This story is a part of Hive Students’ Projects Showcase, where students share their talents, endeavours, experiences, and projects. In these student written articles Hivers present their work, the challenges they might have faced and the learnings they gathered.
Making remote school easy for preschoolers – A hackathon winner during covid-19
Kauko app is a Hack the Crisis winning solution aiming to help teachers and students manage during remote schooling in 2020.
When covid-19 hit the world, our lives really changed. Schools were closed and people were forced to work remotely, changing our lives completely. The Junction hackathon team organized Hack the Crisis hackathon to solve problems that were created by the changed society.
Original idea for our project on Hack the Crisis came from my aunt, a preschool teacher. After talking to her, I realised that one group that was really shorthanded in homeschooling were young schoolkids, aged 6-8, who could not read or use multiple platforms to do their schoolwork at home.
Me, as a middle-aged mother, practical nurse, social counselor / diaconal social worker and a coder, I felt like this was a problem I had a lot of experience in. So I decided to give solving this problem a try!
The first idea draft we had about the project.
After talking to some more people working with pre-schoolers, I came up with the basic idea for the app. It needed to be a super easy to use, intuitive program that would allow kids to follow a study plan given by their teacher. The app would link them to the material they needed to learn to read, write and do math, but also allow them to learn soft skills by connecting them with their peers.
I realized that what I really needed was people who had experience in UX / UI and graphic design, so I started to advertise my project on the Hack the Crisis slack and was able to gather a super team with talents far beyond what I had hoped for. On top of that, many of them were parents struggling with the same problems of having to help their kids with their school work while tying to work or study.

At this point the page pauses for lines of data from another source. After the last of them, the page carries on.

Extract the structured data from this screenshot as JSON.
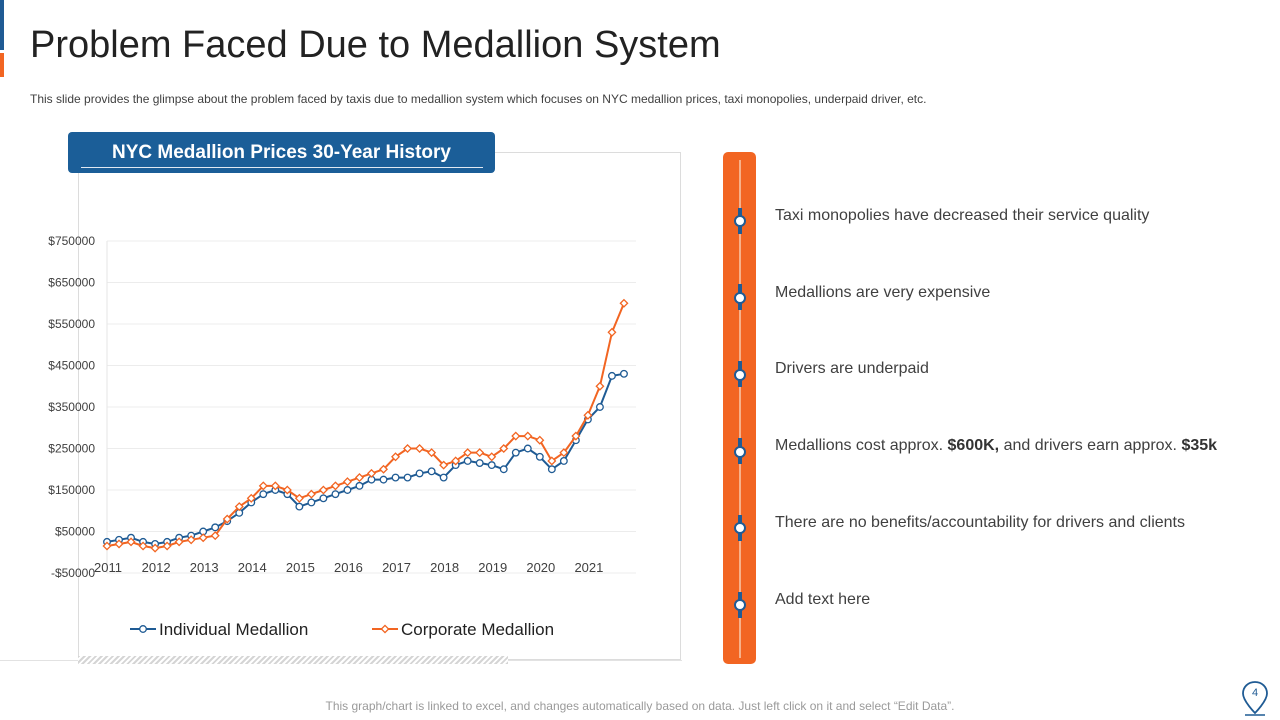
{
  "slide": {
    "title": "Problem Faced Due to Medallion System",
    "subtitle": "This slide provides  the glimpse about the problem faced by taxis due to medallion  system which focuses on NYC medallion prices, taxi monopolies, underpaid driver,  etc.",
    "footer": "This graph/chart is linked to excel, and changes automatically based on data. Just left click on it and select “Edit Data”.",
    "page_number": "4"
  },
  "colors": {
    "blue": "#1f5b94",
    "orange": "#f26522",
    "title_box": "#1b5e98"
  },
  "timeline": {
    "points": [
      {
        "text": "Taxi monopolies have decreased their service quality"
      },
      {
        "text": "Medallions are very expensive"
      },
      {
        "text": "Drivers are underpaid"
      },
      {
        "pre": "Medallions cost approx. ",
        "b1": "$600K,",
        "mid": " and drivers earn approx. ",
        "b2": "$35k"
      },
      {
        "text": "There are no benefits/accountability for drivers and clients"
      },
      {
        "text": "Add text here"
      }
    ]
  },
  "chart_data": {
    "type": "line",
    "title": "NYC Medallion Prices 30-Year History",
    "xlabel": "",
    "ylabel": "",
    "ylim": [
      -50000,
      750000
    ],
    "y_ticks": [
      "$750000",
      "$650000",
      "$550000",
      "$450000",
      "$350000",
      "$250000",
      "$150000",
      "$50000",
      "-$50000"
    ],
    "y_tick_values": [
      750000,
      650000,
      550000,
      450000,
      350000,
      250000,
      150000,
      50000,
      -50000
    ],
    "x_ticks": [
      "2011",
      "2012",
      "2013",
      "2014",
      "2015",
      "2016",
      "2017",
      "2018",
      "2019",
      "2020",
      "2021"
    ],
    "x_tick_values": [
      2011,
      2012,
      2013,
      2014,
      2015,
      2016,
      2017,
      2018,
      2019,
      2020,
      2021
    ],
    "legend_position": "bottom",
    "x": [
      2011.0,
      2011.25,
      2011.5,
      2011.75,
      2012.0,
      2012.25,
      2012.5,
      2012.75,
      2013.0,
      2013.25,
      2013.5,
      2013.75,
      2014.0,
      2014.25,
      2014.5,
      2014.75,
      2015.0,
      2015.25,
      2015.5,
      2015.75,
      2016.0,
      2016.25,
      2016.5,
      2016.75,
      2017.0,
      2017.25,
      2017.5,
      2017.75,
      2018.0,
      2018.25,
      2018.5,
      2018.75,
      2019.0,
      2019.25,
      2019.5,
      2019.75,
      2020.0,
      2020.25,
      2020.5,
      2020.75,
      2021.0,
      2021.25,
      2021.5,
      2021.75
    ],
    "series": [
      {
        "name": "Individual Medallion",
        "color": "#1f5b94",
        "marker": "circle",
        "values": [
          25000,
          30000,
          35000,
          25000,
          20000,
          25000,
          35000,
          40000,
          50000,
          60000,
          75000,
          95000,
          120000,
          140000,
          150000,
          140000,
          110000,
          120000,
          130000,
          140000,
          150000,
          160000,
          175000,
          175000,
          180000,
          180000,
          190000,
          195000,
          180000,
          210000,
          220000,
          215000,
          210000,
          200000,
          240000,
          250000,
          230000,
          200000,
          220000,
          270000,
          320000,
          350000,
          425000,
          430000
        ]
      },
      {
        "name": "Corporate Medallion",
        "color": "#f26522",
        "marker": "diamond",
        "values": [
          15000,
          20000,
          25000,
          15000,
          10000,
          15000,
          25000,
          30000,
          35000,
          40000,
          80000,
          110000,
          130000,
          160000,
          160000,
          150000,
          130000,
          140000,
          150000,
          160000,
          170000,
          180000,
          190000,
          200000,
          230000,
          250000,
          250000,
          240000,
          210000,
          220000,
          240000,
          240000,
          230000,
          250000,
          280000,
          280000,
          270000,
          220000,
          240000,
          280000,
          330000,
          400000,
          530000,
          600000
        ]
      }
    ]
  }
}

During the Hack the Crisis weekend our team worked together remotely trying to define the core idea. We created graphics and a basic interface and a short video to showcase our project. We used the option of getting tutoring twice during the weekend to help as focus our project and make the presentation as good as possible. We did not really get to the coding part at that point, but the idea itself was enough to take us to the top 5 of the whole hackathon.
Here you can see the video we made during the weekend to showcase our idea.
After the hackathon we continued to work on creating a working demo of the project with two group members, Paula Ojansuu and Kim Säppi. We continued to polish the idea and divided the workload, with me being the team lead and studying UX design to make our product as usable for kids as possible.
I also learned a lot about start up world by talking to people and learning new skills by diving headfirst into the world of road maps, elevator pitches and project plans.
Paula has a background in both branding and visuals. She made a visual prototype of the app with Figma and created the graphical style and identity for the project.
Kim, also a student at Hive, was in charge of coding the demo. He described the project as follows:
“Overall working with the team during the hackathon and continuing to work with Helvi and Paula has been a great experience. The help we have received from mentors and interested parties both during and after the hackathon has been invaluable, especially when it comes to specifics like the requirements of building services for children. We had to significantly scale back the functionality of the prototype when we learnt that we likely wouldn’t be able to collect any personally identifiable data from pupils in initial classroom trials, because of the strict confidentiality laws in Finland regarding under aged kids. Despite the limited scope and external dependencies of the project, we did manage to run into surprising yet common interoperability issues like Yle seemingly changing Areena embedding method during the development process.”
During the whole project we worked together only remotely. To this day we have not met face to face with the whole team even once!
The project has come to a natural halt mainly because corona created so much extra work for all the partners we managed to collect during and after the hackathon. All three of us still believe that working on this project to create a demo was worth all the hours we put into it.
We all learned a lot in our respective areas, and this was a great experience in creating a product from an idea. We are all still hope that we get to continue working with the project in the future.
Teachers’ main view, where they can make assignments and assignment boards (a collection of assignments) for the students
Teachers view of making an assignment for students.